Putting off Saving for Retirement
For many, retirement seems like an event that will never occur. It’s easy to do when you’re in your twenties or thirties; you think retirement is four or five decades away and put it off until “next” year so you can focus on other obligations. You might even tell yourself that you’re young enough, and investing can wait. The problem grows when next year turns into multiple years; before long, you’ve given up the most valuable component of investing – time.
According to the Center for Retirement Research, if you start saving for retirement at age 25 vs. waiting until 45, you have to save one-third less for retirement. The simple reason for this stark difference lies in compound interest. By saving for retirement earlier, you give your money time to make more money for longer. If you don’t know where to start investing, look into your employer sponsored 401(k) or open an IRA. Even if you start with a small amount, it’s better than putting it off until later in life.
Living Paycheck-to-Paycheck
A recent report shows that nearly two-thirds of Americans couldn’t handle an emergency of $1,000. This is largely because many Americans are living paycheck to paycheck.
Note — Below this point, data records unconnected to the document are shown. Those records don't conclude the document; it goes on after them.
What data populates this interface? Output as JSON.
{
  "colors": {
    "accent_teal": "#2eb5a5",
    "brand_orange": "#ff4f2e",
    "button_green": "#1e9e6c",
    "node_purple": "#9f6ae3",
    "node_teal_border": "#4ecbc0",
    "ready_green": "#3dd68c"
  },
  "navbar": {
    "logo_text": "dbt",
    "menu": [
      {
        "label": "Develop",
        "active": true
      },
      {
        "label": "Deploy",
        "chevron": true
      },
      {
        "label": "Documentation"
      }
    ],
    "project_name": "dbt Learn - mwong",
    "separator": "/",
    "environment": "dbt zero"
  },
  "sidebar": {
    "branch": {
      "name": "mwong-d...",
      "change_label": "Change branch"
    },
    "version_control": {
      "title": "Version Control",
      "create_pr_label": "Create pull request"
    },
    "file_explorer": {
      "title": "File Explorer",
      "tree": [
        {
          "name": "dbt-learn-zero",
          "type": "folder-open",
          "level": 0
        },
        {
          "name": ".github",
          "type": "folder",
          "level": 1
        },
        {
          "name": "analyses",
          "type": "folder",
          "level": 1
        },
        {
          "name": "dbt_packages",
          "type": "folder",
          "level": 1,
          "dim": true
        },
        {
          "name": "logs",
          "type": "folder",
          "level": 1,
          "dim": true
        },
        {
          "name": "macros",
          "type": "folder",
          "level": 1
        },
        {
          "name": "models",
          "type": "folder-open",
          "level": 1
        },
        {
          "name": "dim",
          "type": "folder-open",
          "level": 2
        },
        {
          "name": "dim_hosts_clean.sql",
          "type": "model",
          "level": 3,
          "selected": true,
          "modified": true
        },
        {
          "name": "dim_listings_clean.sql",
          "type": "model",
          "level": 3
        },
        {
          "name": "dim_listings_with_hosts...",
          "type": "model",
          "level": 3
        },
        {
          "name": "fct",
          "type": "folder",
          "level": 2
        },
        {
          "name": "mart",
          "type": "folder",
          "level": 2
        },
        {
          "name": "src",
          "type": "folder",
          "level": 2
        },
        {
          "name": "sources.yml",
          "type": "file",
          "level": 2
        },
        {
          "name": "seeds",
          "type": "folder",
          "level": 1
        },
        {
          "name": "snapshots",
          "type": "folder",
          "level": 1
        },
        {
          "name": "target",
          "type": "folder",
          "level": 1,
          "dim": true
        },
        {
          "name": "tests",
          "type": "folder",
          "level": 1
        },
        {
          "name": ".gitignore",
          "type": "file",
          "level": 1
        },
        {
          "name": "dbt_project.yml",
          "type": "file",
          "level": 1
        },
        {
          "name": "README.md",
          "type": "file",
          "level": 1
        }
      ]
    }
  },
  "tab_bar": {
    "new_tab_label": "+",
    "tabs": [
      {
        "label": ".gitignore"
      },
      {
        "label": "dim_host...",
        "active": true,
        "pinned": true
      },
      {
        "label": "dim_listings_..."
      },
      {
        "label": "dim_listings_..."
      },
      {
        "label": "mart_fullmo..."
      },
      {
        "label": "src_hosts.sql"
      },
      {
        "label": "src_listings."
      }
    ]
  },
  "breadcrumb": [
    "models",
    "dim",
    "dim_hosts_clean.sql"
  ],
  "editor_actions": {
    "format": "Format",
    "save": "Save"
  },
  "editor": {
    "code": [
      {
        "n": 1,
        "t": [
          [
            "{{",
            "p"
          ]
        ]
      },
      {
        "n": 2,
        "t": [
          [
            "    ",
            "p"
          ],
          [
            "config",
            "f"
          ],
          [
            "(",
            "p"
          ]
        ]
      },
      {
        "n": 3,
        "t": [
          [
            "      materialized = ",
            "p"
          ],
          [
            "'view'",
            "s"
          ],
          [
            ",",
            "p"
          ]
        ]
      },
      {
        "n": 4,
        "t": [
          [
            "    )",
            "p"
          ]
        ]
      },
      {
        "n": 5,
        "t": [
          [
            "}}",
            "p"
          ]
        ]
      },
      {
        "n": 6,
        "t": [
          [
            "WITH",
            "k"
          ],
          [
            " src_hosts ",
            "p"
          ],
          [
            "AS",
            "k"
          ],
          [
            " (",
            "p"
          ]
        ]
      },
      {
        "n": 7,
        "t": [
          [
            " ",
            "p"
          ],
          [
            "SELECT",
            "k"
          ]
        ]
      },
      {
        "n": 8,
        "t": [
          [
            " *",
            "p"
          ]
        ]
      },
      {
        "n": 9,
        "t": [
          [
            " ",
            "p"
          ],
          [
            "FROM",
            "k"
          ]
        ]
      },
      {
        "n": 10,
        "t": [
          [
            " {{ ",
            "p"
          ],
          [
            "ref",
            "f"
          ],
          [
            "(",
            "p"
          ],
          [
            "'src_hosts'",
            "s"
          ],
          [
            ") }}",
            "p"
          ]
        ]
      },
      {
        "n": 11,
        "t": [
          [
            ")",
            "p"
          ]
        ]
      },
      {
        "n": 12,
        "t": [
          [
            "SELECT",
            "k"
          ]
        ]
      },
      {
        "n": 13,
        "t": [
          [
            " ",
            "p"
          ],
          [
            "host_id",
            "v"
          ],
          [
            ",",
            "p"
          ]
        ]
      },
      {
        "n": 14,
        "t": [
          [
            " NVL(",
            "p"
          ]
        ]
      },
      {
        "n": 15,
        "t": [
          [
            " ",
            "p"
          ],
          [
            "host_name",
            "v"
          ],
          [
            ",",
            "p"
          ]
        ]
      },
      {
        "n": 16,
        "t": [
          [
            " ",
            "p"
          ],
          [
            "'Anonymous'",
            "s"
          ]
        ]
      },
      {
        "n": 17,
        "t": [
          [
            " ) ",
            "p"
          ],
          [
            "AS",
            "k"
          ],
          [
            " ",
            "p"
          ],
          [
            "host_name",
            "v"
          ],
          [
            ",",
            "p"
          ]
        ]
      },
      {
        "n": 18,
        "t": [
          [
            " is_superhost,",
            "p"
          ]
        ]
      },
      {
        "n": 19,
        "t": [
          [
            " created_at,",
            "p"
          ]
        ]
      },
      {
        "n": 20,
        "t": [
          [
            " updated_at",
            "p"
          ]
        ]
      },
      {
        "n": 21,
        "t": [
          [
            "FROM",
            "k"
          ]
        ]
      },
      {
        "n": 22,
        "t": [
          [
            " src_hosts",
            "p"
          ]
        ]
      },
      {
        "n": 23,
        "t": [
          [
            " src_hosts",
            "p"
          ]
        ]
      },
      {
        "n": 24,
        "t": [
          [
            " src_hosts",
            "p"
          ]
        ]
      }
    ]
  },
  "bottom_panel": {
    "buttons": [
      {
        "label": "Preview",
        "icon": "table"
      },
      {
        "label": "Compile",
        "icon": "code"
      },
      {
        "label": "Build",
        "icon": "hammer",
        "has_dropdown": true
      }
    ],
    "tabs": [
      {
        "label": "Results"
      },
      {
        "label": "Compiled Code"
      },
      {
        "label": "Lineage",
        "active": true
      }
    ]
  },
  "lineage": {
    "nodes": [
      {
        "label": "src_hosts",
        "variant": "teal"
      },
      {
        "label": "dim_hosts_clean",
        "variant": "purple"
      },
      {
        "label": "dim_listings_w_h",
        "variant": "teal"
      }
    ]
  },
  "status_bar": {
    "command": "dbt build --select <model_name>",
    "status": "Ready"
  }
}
When you have no money left at the end of the month, it extends the payment cycle and opens you to more risk. “If your money is spent before it hits your account then it’s on financial life support,” says Paul Durso, President of Durso Capital.
It may be a challenge, but the key is to start cutting back and commit yourself to living on a budget. Write down what income you’re earning each month and compare it against what you’re spending. “It’s the best way to figure out where you can cut if you are in over your head and spending too much,” adds Durso, pointing out that automation is often one of the best ways to manage your finances and get back on track towards positive growth.
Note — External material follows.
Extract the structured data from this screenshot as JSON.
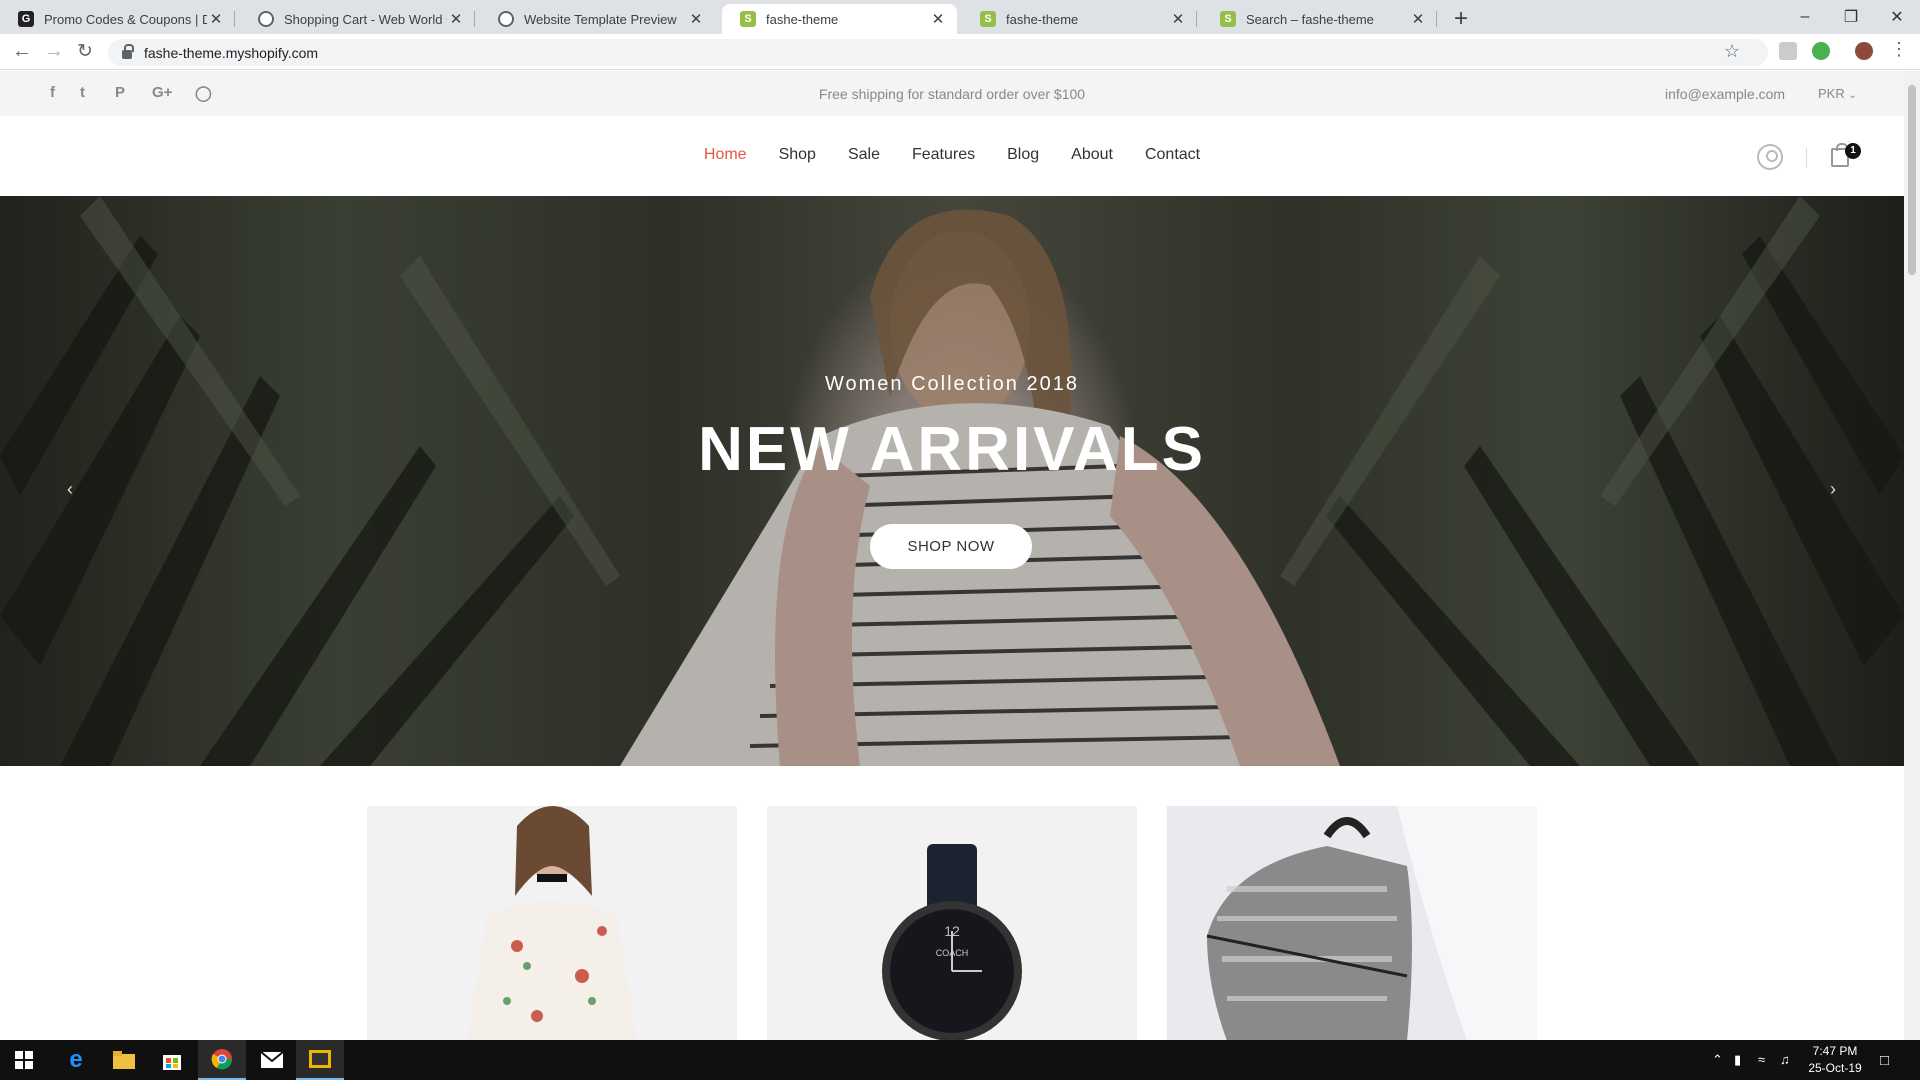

Not Buying Enough Life Insurance Coverage
We think we’re invincible and that the resources our family might need will be there when the time comes. In many instances, that may not be the case. This is where life insurance comes into play, aiding during the loss of a loved one. Consider some of the following statistics from LIMRA:
- 6 out of 10 Americans have life insurance coverage
- 30 percent of Americans know they need more life insurance coverage
- 65 percent of Americans believe life insurance is too expensive to purchase
Those statistics reveal a lack of knowledge about life insurance. Many know they need more, but believe it’s too expensive. In many instances, especially when you buy young, life insurance is quite reasonably priced. The last thing you want is to die unexpectedly and not have the coverage to provide for the needs of your family.
If you don’t know where to buy coverage, speak with your employer’s Group Benefits department to learn about the possibility of Group Term coverage and seek out Term Life on top of that, depending on your needs, as both can be very reasonable.
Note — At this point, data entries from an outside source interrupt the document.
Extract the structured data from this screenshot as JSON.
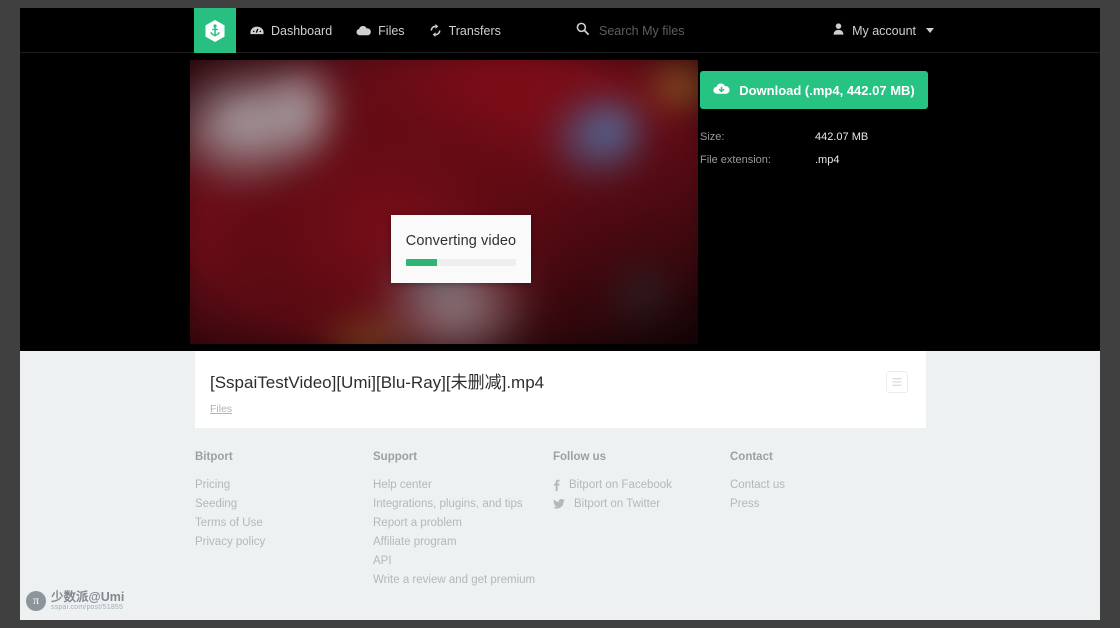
{
  "brand": {
    "logo_icon": "anchor-hexagon-icon",
    "accent_color": "#27c080"
  },
  "topnav": {
    "items": [
      {
        "label": "Dashboard",
        "icon": "dashboard-gauge-icon"
      },
      {
        "label": "Files",
        "icon": "cloud-icon"
      },
      {
        "label": "Transfers",
        "icon": "sync-arrows-icon"
      }
    ],
    "search": {
      "icon": "search-icon",
      "placeholder": "Search My files",
      "value": ""
    },
    "account": {
      "icon": "user-icon",
      "label": "My account",
      "caret": "chevron-down-icon"
    }
  },
  "hero": {
    "modal": {
      "title": "Converting video",
      "progress_percent": 28
    },
    "download": {
      "icon": "cloud-download-icon",
      "label": "Download (.mp4, 442.07 MB)",
      "color": "#27c382"
    },
    "meta": [
      {
        "key": "Size:",
        "value": "442.07 MB"
      },
      {
        "key": "File extension:",
        "value": ".mp4"
      }
    ]
  },
  "file_card": {
    "title": "[SspaiTestVideo][Umi][Blu-Ray][未删减].mp4",
    "breadcrumb": "Files",
    "menu_icon": "list-lines-icon"
  },
  "footer": {
    "columns": [
      {
        "heading": "Bitport",
        "links": [
          {
            "label": "Pricing",
            "icon": ""
          },
          {
            "label": "Seeding",
            "icon": ""
          },
          {
            "label": "Terms of Use",
            "icon": ""
          },
          {
            "label": "Privacy policy",
            "icon": ""
          }
        ]
      },
      {
        "heading": "Support",
        "links": [
          {
            "label": "Help center",
            "icon": ""
          },
          {
            "label": "Integrations, plugins, and tips",
            "icon": ""
          },
          {
            "label": "Report a problem",
            "icon": ""
          },
          {
            "label": "Affiliate program",
            "icon": ""
          },
          {
            "label": "API",
            "icon": ""
          },
          {
            "label": "Write a review and get premium",
            "icon": ""
          }
        ]
      },
      {
        "heading": "Follow us",
        "links": [
          {
            "label": "Bitport on Facebook",
            "icon": "facebook-icon"
          },
          {
            "label": "Bitport on Twitter",
            "icon": "twitter-icon"
          }
        ]
      },
      {
        "heading": "Contact",
        "links": [
          {
            "label": "Contact us",
            "icon": ""
          },
          {
            "label": "Press",
            "icon": ""
          }
        ]
      }
    ]
  },
  "watermark": {
    "badge": "π",
    "name": "少数派@Umi",
    "url": "sspai.com/post/51855"
  }
}
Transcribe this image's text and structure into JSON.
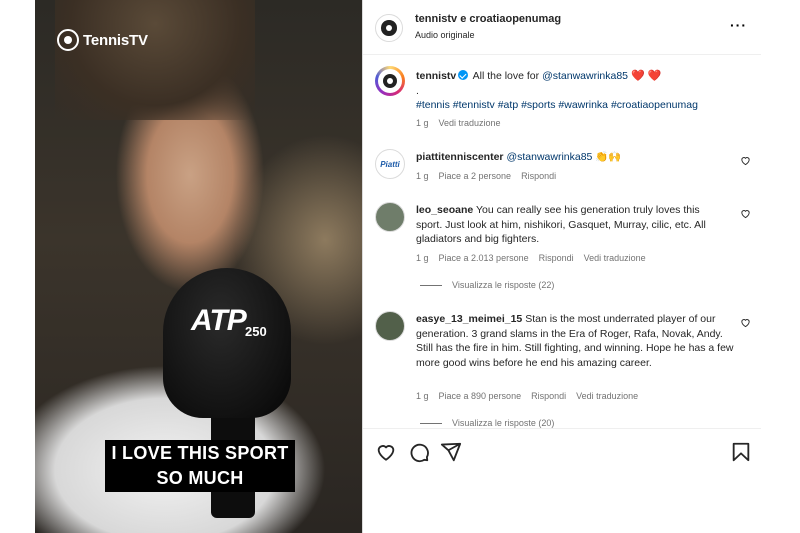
{
  "video": {
    "brand": "TennisTV",
    "mic_brand": "ATP",
    "mic_sub": "250",
    "caption_line1": "I LOVE THIS SPORT",
    "caption_line2": "SO MUCH"
  },
  "header": {
    "account": "tennistv e croatiaopenumag",
    "subtitle": "Audio originale",
    "more": "···"
  },
  "post": {
    "username": "tennistv",
    "text": "All the love for",
    "mention": "@stanwawrinka85",
    "hearts": "❤️ ❤️",
    "dot": ".",
    "hashtags": "#tennis #tennistv #atp #sports #wawrinka #croatiaopenumag",
    "time": "1 g",
    "translate": "Vedi traduzione"
  },
  "comments": [
    {
      "username": "piattitenniscenter",
      "text": "@stanwawrinka85 👏🙌",
      "time": "1 g",
      "likes": "Piace a 2 persone",
      "reply": "Rispondi"
    },
    {
      "username": "leo_seoane",
      "text": "You can really see his generation truly loves this sport. Just look at him, nishikori, Gasquet, Murray, cilic, etc. All gladiators and big fighters.",
      "time": "1 g",
      "likes": "Piace a 2.013 persone",
      "reply": "Rispondi",
      "translate": "Vedi traduzione",
      "view_replies": "Visualizza le risposte (22)"
    },
    {
      "username": "easye_13_meimei_15",
      "text": "Stan is the most underrated player of our generation. 3 grand slams in the Era of Roger, Rafa, Novak, Andy. Still has the fire in him. Still fighting, and winning. Hope he has a few more good wins before he end his amazing career.",
      "time": "1 g",
      "likes": "Piace a 890 persone",
      "reply": "Rispondi",
      "translate": "Vedi traduzione",
      "view_replies": "Visualizza le risposte (20)"
    }
  ],
  "icons": {
    "like": "heart-icon",
    "comment": "comment-icon",
    "share": "share-icon",
    "save": "bookmark-icon"
  },
  "colors": {
    "link_blue": "#00376b",
    "verified": "#0095f6",
    "meta_gray": "#737373"
  }
}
Thinking Credit Cards are Free Money
We’re a society consumed with debt. In fact, Time reports we’ll have a total of $1 trillion in credit card debt this year. That is a staggering number, and it’s almost assured that someone knows an individual struggling with credit card debt. Credit cards can be a great financial tool when used wisely, though they’re not free money.
When abused, credit cards can have ruinous effects on personal finances. If you’re currently struggling with credit card debt, consider putting the cards away and use a cash-only budget, or avoid situations that tempt you to spend unwisely. It is possible to overcome credit card debt, but it must be done with a plan.
Spending for Someone Else
Trying to keep up with the Joneses is a common mistake many fall into. We see friends or neighbors with shiny new toys, and we want to purchase the same things. If you have the purchases budgeted for that’s one thing, but what happens if they aren’t?
It can lead to debt, which impacts your long-term net worth. “Rather than trying to keep up with your neighbors, you should manage your spending based on your personal needs and and keep your goals consistent with your budget. No matter how much you make, the only way to consistently increase your wealth is to live below your means,” explains Benjamin Sullivan, EA, CFP® Portfolio Manager at Palisades Hudson Financial Group. Having something shiny and new is fine, but it must be done in concert with your budget so as not derail your overall financial goals.
Financial mistakes are inevitable. It’s what learn from them that can put you on a course to significant financial growth.